Red meat sales in Australia are firmly back on the road to recovery, according to statistics released today from Meat & Livestock Australia. The figures show a second year of strong recovery following dwindling sales in the 80s and 90s,writes Simon Pitman.
The market report shows that Australian consumer expenditure on red meat has grown for the fifth year in a row, and that expenditure came in at A$420 million (€256m) in 2003 to reach a total market value of over A$7.7 billion.
In announcing the domestic red meat expenditure figures Meat and Livestock Australia general manager marketing David Thomason said that strong consumer demand was behind the increase in value.
"In the last two years beef prices have jumped 12 per cent, yet volumes have grown 15 per cent. For lamb, prices are up 28 per cent yet volumes are down only 9 per cent, due mainly to limited supply. Strong consumer demand is buffering the price increases," he said.
"The value of the domestic red meat market has increased by A$2.4 billion in the last five years - a 45 per cent increase. This is a remarkable performance in any category, let alone one as established and as large as meat."
Thomson added that there were a number of factors driving demand for red meat in the Australian retail market, including better quality product, better retail presentation, effective promotion and the fact that people are feeling better about eating red meat.

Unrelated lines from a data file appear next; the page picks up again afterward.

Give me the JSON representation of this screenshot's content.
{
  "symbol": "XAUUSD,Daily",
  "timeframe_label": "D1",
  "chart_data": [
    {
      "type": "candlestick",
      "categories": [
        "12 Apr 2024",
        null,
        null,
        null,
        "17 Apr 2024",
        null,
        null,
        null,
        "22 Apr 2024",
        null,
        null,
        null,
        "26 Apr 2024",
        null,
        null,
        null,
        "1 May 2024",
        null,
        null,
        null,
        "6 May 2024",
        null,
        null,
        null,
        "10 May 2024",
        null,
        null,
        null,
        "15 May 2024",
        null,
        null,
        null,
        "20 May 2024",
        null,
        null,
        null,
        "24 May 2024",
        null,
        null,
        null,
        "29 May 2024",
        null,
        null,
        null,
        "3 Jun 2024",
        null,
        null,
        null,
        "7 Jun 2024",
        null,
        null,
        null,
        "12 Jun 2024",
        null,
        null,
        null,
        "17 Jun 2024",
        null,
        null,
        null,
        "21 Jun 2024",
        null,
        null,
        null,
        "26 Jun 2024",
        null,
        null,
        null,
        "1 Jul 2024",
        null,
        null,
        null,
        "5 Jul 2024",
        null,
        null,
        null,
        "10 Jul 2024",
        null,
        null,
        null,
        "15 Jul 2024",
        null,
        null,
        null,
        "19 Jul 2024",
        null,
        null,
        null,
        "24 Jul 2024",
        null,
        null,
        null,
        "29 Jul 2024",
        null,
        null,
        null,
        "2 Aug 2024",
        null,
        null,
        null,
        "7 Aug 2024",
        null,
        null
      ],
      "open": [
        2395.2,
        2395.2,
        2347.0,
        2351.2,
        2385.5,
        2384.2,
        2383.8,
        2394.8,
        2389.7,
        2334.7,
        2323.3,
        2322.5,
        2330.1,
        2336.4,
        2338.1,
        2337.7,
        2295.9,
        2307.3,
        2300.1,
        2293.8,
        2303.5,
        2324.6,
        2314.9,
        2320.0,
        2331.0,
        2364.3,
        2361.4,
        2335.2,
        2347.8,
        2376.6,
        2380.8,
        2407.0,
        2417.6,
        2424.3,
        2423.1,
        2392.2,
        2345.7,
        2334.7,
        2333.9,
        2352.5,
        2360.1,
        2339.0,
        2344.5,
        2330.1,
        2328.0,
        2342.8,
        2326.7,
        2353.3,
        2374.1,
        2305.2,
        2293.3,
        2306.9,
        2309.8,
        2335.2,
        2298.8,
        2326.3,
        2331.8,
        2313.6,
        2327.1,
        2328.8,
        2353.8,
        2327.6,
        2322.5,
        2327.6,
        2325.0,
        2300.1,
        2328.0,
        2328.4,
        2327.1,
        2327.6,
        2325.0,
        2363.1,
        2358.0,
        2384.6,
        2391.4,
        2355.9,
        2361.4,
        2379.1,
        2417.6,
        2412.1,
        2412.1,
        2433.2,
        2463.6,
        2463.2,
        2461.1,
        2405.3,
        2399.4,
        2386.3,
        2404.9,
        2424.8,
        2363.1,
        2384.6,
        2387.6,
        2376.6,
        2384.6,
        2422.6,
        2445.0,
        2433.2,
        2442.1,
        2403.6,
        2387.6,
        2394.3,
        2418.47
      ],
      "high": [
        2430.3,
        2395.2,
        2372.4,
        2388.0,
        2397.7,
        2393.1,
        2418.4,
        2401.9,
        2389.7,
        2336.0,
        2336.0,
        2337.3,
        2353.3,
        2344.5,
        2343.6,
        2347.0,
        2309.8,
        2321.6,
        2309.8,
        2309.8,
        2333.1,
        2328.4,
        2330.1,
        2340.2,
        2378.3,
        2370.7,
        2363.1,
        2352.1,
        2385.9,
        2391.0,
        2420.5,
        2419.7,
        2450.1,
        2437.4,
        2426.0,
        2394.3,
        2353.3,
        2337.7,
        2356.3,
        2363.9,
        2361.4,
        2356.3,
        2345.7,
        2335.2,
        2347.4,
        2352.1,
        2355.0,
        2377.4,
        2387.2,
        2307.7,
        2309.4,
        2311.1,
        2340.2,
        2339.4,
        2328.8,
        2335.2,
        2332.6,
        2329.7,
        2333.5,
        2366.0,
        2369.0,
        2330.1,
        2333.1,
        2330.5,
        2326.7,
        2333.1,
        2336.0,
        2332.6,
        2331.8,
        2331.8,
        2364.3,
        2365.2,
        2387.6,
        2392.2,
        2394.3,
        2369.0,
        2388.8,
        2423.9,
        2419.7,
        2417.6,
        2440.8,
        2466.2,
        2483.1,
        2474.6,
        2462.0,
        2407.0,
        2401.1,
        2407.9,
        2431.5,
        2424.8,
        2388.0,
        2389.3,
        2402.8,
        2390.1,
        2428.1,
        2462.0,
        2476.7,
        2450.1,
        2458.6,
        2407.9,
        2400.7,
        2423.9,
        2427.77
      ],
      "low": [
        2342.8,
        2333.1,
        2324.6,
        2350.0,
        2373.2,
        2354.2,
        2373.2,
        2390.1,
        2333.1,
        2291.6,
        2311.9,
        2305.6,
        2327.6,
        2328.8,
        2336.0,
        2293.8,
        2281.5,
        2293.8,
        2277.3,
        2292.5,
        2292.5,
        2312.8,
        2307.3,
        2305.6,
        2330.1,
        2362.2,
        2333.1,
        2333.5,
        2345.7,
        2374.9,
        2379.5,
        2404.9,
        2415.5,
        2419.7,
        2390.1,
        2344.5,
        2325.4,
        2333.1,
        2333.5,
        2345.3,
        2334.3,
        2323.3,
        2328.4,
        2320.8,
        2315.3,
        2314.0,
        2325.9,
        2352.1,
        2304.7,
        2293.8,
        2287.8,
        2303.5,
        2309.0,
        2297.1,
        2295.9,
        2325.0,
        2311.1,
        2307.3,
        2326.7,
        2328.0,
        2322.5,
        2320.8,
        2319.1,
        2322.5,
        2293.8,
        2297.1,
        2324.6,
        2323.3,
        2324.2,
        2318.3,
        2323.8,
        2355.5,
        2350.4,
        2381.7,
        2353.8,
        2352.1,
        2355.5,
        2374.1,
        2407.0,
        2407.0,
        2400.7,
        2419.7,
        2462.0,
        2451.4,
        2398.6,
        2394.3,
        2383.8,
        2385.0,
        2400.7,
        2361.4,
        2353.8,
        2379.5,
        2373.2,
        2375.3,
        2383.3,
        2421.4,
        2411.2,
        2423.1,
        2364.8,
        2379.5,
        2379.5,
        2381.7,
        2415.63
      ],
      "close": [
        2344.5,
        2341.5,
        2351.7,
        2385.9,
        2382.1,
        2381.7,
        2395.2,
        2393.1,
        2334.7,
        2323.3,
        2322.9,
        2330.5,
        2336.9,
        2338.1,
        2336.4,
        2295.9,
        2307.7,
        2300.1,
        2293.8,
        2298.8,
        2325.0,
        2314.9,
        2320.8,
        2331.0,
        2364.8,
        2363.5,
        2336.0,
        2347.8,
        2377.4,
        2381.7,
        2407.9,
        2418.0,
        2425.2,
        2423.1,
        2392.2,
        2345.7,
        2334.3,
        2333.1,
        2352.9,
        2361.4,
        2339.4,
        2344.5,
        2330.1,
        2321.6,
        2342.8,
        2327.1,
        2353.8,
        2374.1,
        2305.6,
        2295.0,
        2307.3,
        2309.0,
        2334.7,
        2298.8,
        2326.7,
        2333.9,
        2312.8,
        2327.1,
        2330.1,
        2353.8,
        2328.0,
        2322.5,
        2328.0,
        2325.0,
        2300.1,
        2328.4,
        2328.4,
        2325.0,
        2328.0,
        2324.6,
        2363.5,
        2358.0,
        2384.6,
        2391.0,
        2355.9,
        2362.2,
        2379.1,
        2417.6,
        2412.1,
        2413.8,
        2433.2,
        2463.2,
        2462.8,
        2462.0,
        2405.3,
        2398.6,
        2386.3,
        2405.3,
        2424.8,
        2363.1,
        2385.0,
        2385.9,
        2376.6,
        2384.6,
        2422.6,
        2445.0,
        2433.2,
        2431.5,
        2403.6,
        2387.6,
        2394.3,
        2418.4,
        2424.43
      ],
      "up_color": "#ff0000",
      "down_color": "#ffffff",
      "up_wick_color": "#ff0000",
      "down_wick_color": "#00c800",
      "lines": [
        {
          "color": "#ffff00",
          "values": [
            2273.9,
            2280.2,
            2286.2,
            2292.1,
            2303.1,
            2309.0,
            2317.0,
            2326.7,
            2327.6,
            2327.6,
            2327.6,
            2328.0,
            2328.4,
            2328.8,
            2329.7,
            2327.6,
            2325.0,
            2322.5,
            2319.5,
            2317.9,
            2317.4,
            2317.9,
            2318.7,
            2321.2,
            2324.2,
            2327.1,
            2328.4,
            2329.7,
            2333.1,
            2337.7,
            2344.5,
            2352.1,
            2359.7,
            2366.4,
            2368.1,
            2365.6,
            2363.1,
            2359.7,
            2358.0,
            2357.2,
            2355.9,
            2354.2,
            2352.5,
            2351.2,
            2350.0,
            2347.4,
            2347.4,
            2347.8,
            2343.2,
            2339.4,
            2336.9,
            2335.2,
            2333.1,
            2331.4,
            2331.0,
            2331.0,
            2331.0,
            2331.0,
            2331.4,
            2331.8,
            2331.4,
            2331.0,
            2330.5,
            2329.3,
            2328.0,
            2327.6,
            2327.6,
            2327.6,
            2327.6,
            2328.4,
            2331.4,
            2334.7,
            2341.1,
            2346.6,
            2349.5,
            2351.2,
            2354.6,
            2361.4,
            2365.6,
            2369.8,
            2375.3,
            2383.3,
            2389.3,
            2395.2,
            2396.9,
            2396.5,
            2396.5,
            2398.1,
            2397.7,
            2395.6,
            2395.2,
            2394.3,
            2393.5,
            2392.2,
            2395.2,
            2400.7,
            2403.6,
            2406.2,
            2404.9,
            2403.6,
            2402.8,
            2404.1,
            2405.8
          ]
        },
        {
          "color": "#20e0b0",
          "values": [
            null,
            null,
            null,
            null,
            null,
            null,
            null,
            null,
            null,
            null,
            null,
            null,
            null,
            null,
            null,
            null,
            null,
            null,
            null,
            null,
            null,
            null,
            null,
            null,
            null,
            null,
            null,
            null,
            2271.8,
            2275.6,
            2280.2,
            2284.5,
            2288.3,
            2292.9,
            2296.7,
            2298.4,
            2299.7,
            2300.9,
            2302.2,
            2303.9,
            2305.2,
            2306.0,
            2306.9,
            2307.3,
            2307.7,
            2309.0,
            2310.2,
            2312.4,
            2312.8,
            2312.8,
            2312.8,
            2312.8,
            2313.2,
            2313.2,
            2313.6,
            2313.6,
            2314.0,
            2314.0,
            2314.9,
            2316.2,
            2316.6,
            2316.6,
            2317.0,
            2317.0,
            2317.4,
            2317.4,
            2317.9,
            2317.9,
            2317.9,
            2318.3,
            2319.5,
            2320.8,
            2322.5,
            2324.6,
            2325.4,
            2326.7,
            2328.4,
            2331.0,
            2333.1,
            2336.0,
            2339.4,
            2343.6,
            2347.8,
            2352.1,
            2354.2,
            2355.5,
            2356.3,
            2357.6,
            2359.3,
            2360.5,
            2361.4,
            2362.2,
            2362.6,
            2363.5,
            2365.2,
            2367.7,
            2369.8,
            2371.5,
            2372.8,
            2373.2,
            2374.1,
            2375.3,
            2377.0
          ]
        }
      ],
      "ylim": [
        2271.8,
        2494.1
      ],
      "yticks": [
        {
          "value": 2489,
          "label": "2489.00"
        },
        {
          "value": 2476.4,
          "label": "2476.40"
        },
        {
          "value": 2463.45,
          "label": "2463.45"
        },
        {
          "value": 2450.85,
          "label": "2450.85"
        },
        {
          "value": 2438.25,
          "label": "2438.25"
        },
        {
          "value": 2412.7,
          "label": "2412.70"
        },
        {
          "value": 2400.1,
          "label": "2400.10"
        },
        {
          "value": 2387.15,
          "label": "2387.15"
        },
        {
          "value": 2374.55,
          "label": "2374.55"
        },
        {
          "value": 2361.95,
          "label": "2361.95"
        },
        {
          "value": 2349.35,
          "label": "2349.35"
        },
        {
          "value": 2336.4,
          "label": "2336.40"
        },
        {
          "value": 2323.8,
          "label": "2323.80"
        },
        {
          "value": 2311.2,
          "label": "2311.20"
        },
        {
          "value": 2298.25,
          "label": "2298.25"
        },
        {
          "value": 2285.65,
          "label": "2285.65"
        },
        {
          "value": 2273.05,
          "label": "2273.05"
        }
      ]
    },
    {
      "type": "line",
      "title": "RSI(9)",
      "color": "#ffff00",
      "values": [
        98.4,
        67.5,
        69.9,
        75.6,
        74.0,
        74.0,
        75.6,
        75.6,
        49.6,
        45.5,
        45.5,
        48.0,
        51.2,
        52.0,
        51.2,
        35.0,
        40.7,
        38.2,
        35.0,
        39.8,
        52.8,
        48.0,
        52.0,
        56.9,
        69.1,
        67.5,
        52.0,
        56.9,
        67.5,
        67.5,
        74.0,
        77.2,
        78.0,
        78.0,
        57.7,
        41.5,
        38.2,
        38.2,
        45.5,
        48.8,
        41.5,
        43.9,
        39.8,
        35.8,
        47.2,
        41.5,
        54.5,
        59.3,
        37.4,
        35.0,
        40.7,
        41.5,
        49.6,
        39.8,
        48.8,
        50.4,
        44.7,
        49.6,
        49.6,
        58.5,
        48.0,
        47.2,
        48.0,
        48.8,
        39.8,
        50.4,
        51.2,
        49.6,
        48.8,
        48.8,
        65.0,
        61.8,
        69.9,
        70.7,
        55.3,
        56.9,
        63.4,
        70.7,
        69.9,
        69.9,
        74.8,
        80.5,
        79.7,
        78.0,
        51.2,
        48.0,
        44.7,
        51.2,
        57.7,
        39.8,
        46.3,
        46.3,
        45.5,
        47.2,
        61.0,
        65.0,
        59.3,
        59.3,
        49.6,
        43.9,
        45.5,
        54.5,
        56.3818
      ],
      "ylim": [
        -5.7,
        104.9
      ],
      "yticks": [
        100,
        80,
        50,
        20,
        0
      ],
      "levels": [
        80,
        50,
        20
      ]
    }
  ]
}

In the 80s red meat sales in Australia were hit by life style changes as consumers moved towards products that were perceived to be healthier, such as chicken. Issues of quality and food safety also had a significant impact. Throughout the 90's sales remained stagnant at a steady A$5 billion.
Thomson also emphasized the increasing importance he believes that meat is playing in family diets, citing statistics that claim the number of families who restrict red meat consumption has fallen from 57 per cent to 44 per cent over the last two years.
"Improved retail presentation of red meat products has also helped drive this demand. Supermarkets and butchers are improving their trimming practices, their packaging and their promotion, which is helping to maintain consumption in the face of the price increases.
"Underpinning this continued demand is improving the quality of our beef and lamb. Some 84 per cent of consumers rate the quality of the beef they buy nowadays at seven out of 10 or better."
The organization also highlighted that consumer expenditure on beef increased by nearly A$400 million in 2003, an increase of 7.3 per cent compared to the year before. Expenditure for lamb increased by 4.1 per cent when compared with 2002, rising by A$62 million in 2003.